Growing Guide Growing Herbs in Containers Outdoors
Choosing a pot and growing mix. Most of the plants we offer can be grown in containers—any container with a drainage hole in the bottom will suit. The growing medium in containers must drain much more quickly than garden soil. We use a potting mix specifically designed for use in containers. Similar mixes are now available at most garden centers and hardware stores.
Planting. Begin by moistening the potting mix thoroughly. Add moist potting mix to the container until the pot is about ¾ full. Next, set the plants on the mix, spacing them much more closely than you would when planting them in the ground. Put the tallest plants in the center, surround them with shorter, mounding plants, and put trailing plants along the edge. When you are pleased with your arrangement, add potting mix to bring the level to within an inch of the container’s rim and firm lightly. Finally, water thoroughly.
Container care: water and fertilizer. Plants in containers dry out more quickly than plants in the ground; in the heat of summer, you may have to water them daily. To decrease the need to water, we suggest incorporating a superabsorbent gel into the potting mix. With frequent watering, nutrients wash out the bottom of the pot. We recommend that you mix a timed-release fertilizer into the potting mix before you add the mix to the container. In addition, to keep annuals growing and flowering, we suggest you water with a balanced (20-20-20), water-soluble fertilizer, mixed as directed, every other week in summer. Finally, plants in containers may need grooming. Remove spent flowers regularly and prune the stems of vigorous growers to keep them in check.

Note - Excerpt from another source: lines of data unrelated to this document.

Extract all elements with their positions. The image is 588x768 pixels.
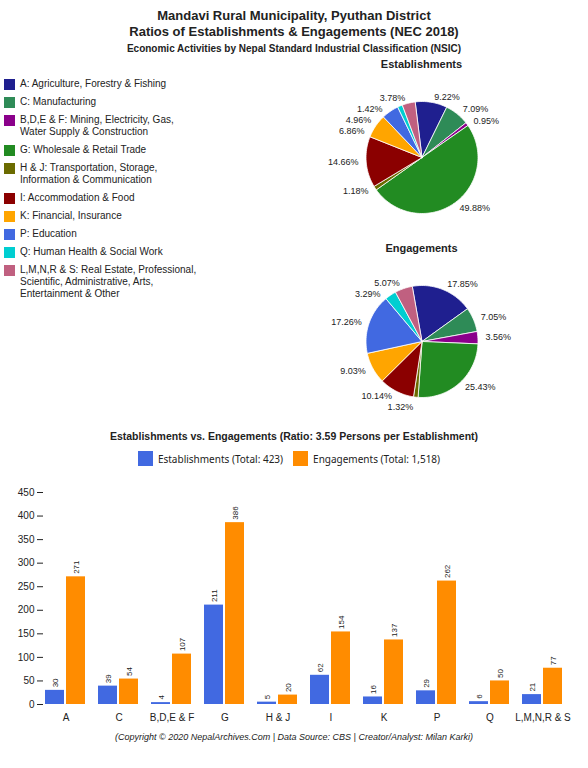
svg-text:0.95%: 0.95% — [473, 116, 499, 126]
svg-text:4.96%: 4.96% — [346, 115, 372, 125]
html-text:Economic Activities by Nepal S: Economic Activities by Nepal Standard In… — [126, 43, 462, 54]
svg-text:77: 77 — [549, 656, 558, 665]
svg-text:K: K — [381, 712, 388, 723]
svg-text:4: 4 — [157, 695, 166, 700]
html-text:Engagements: Engagements — [385, 242, 458, 254]
svg-text:1.32%: 1.32% — [388, 402, 414, 412]
html-text:Q: Human Health & Social Work: Q: Human Health & Social Work — [20, 246, 163, 257]
svg-text:I: I — [330, 712, 333, 723]
svg-text:9.03%: 9.03% — [340, 366, 366, 376]
html-text:I: Accommodation & Food: I: Accommodation & Food — [20, 192, 135, 203]
html-text:H & J: Transportation, Storage: H & J: Transportation, Storage, Informat… — [20, 162, 158, 185]
svg-text:200: 200 — [18, 604, 35, 615]
svg-text:300: 300 — [18, 557, 35, 568]
html-text:K: Financial, Insurance: K: Financial, Insurance — [20, 210, 122, 221]
svg-text:16: 16 — [369, 685, 378, 694]
html-text:Establishments vs. Engagements: Establishments vs. Engagements (Ratio: 3… — [109, 430, 479, 442]
svg-text:100: 100 — [18, 652, 35, 663]
svg-text:Q: Q — [486, 712, 494, 723]
svg-text:5.07%: 5.07% — [374, 278, 400, 288]
svg-text:39: 39 — [104, 674, 113, 683]
html-text:P: Education: P: Education — [20, 228, 77, 239]
svg-text:20: 20 — [284, 683, 293, 692]
svg-text:211: 211 — [210, 589, 219, 602]
svg-text:50: 50 — [23, 675, 35, 686]
svg-text:1.18%: 1.18% — [343, 186, 369, 196]
html-text:Mandavi Rural Municipality, Py: Mandavi Rural Municipality, Pyuthan Dist… — [129, 8, 459, 39]
html-text:Establishments: Establishments — [380, 58, 463, 70]
svg-text:9.22%: 9.22% — [434, 92, 460, 102]
svg-text:30: 30 — [51, 678, 60, 687]
svg-text:137: 137 — [390, 623, 399, 637]
svg-text:P: P — [434, 712, 441, 723]
html-text:C: Manufacturing: C: Manufacturing — [20, 96, 97, 107]
svg-text:50: 50 — [496, 668, 505, 677]
svg-text:1.42%: 1.42% — [357, 104, 383, 114]
svg-text:350: 350 — [18, 534, 35, 545]
html-text:G: Wholesale & Retail Trade: G: Wholesale & Retail Trade — [20, 144, 147, 155]
svg-text:7.05%: 7.05% — [481, 312, 507, 322]
svg-text:G: G — [221, 712, 229, 723]
svg-text:262: 262 — [443, 564, 452, 578]
svg-text:A: A — [63, 712, 70, 723]
svg-text:B,D,E & F: B,D,E & F — [150, 712, 194, 723]
svg-text:386: 386 — [231, 506, 240, 520]
svg-text:25.43%: 25.43% — [465, 382, 496, 392]
svg-text:54: 54 — [125, 667, 134, 676]
svg-text:C: C — [115, 712, 122, 723]
svg-text:150: 150 — [18, 628, 35, 639]
html-text:B,D,E & F: Mining, Electricity: B,D,E & F: Mining, Electricity, Gas, Wat… — [20, 114, 174, 137]
html-text:L,M,N,R & S: Real Estate, Prof: L,M,N,R & S: Real Estate, Professional, … — [20, 264, 197, 299]
svg-text:10.14%: 10.14% — [361, 391, 392, 401]
svg-text:154: 154 — [337, 615, 346, 629]
svg-text:7.09%: 7.09% — [463, 104, 489, 114]
svg-text:6.86%: 6.86% — [339, 126, 365, 136]
svg-text:17.85%: 17.85% — [447, 279, 478, 289]
svg-text:17.26%: 17.26% — [331, 316, 362, 326]
svg-text:5: 5 — [263, 694, 272, 699]
svg-text:0: 0 — [29, 699, 35, 710]
html-text:Engagements (Total: 1,518): Engagements (Total: 1,518) — [313, 451, 441, 466]
svg-text:271: 271 — [72, 560, 81, 574]
svg-text:29: 29 — [422, 678, 431, 687]
svg-text:3.29%: 3.29% — [355, 289, 381, 299]
svg-text:62: 62 — [316, 663, 325, 672]
svg-text:450: 450 — [18, 487, 35, 498]
svg-text:400: 400 — [18, 510, 35, 521]
svg-text:250: 250 — [18, 581, 35, 592]
svg-text:6: 6 — [475, 694, 484, 699]
svg-text:L,M,N,R & S: L,M,N,R & S — [515, 712, 571, 723]
svg-text:3.78%: 3.78% — [380, 93, 406, 103]
svg-text:21: 21 — [528, 682, 537, 691]
svg-text:3.56%: 3.56% — [485, 332, 511, 342]
html-text:Establishments (Total: 423): Establishments (Total: 423) — [157, 451, 284, 466]
svg-text:107: 107 — [178, 637, 187, 651]
svg-text:H & J: H & J — [266, 712, 290, 723]
html-text:(Copyright © 2020 NepalArchive: (Copyright © 2020 NepalArchives.Com | Da… — [115, 732, 473, 742]
svg-text:14.66%: 14.66% — [328, 157, 359, 167]
svg-text:49.88%: 49.88% — [459, 203, 490, 213]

Preparing for winter. In climates where winter temperatures drop well below freezing, containers should be dismantled in fall. Bring tender plants indoors or toss them on the compost heap; plant hardy perennials such as French Tarragon or Thyme in the ground. Most containers should be emptied and stored under cover where they will not freeze; only plastic and fiberglass pots can be left outside over winter. In mild-winter climates—Zone 8 (10°F) and warmer—hardy plants can generally be left outdoors in containers with little risk to the plants or pots.
GROWING STANDARDS Our standards may be grown in containers or in the ground.
Staking a standard. To keep your standard standing, put it out of reach of strong winds and support it with a stake that has a diameter at least as large as the stem’s and long enough that when plunged into the pot or the ground it just reaches inside the head. Fasten the standard to the stake at several points with twine or plastic ties looped in a figure eight around stem and stake. Check the ties periodically. Loosen them if they constrict the outward growth of the stem.
Pruning, fertilizing, and repotting. Maintain the shape of the head with selective pinching of the new shoots. Pinch each shoot between thumb and forefinger or cut with pruning shears; do not shear the plant as though it were a hedge. Fertilize standards grown in pots as you would other pot-grown plants (see “Container care” above). If you find that a standard in a container dries out quickly after watering, the plant probably needs a larger pot. Lift it from its current pot, make four deep vertical cuts in the root ball, and place it in a new pot that is 2in wider and taller than the old one, filling in around the root ball with fresh potting mix. Water thoroughly after repotting.
Overwintering a standard. Most standards require special care to overwinter. In cold-winter climates, bring standards of Rosemary, Abutilon, Anisodontea, Heliotropium, and Lantana indoors before frost and place them in an east- or west-facing window in a cool room. Water just enough to keep plants from drying out completely. Set back outdoors in spring when nighttime temperatures remain consistently above 55°F.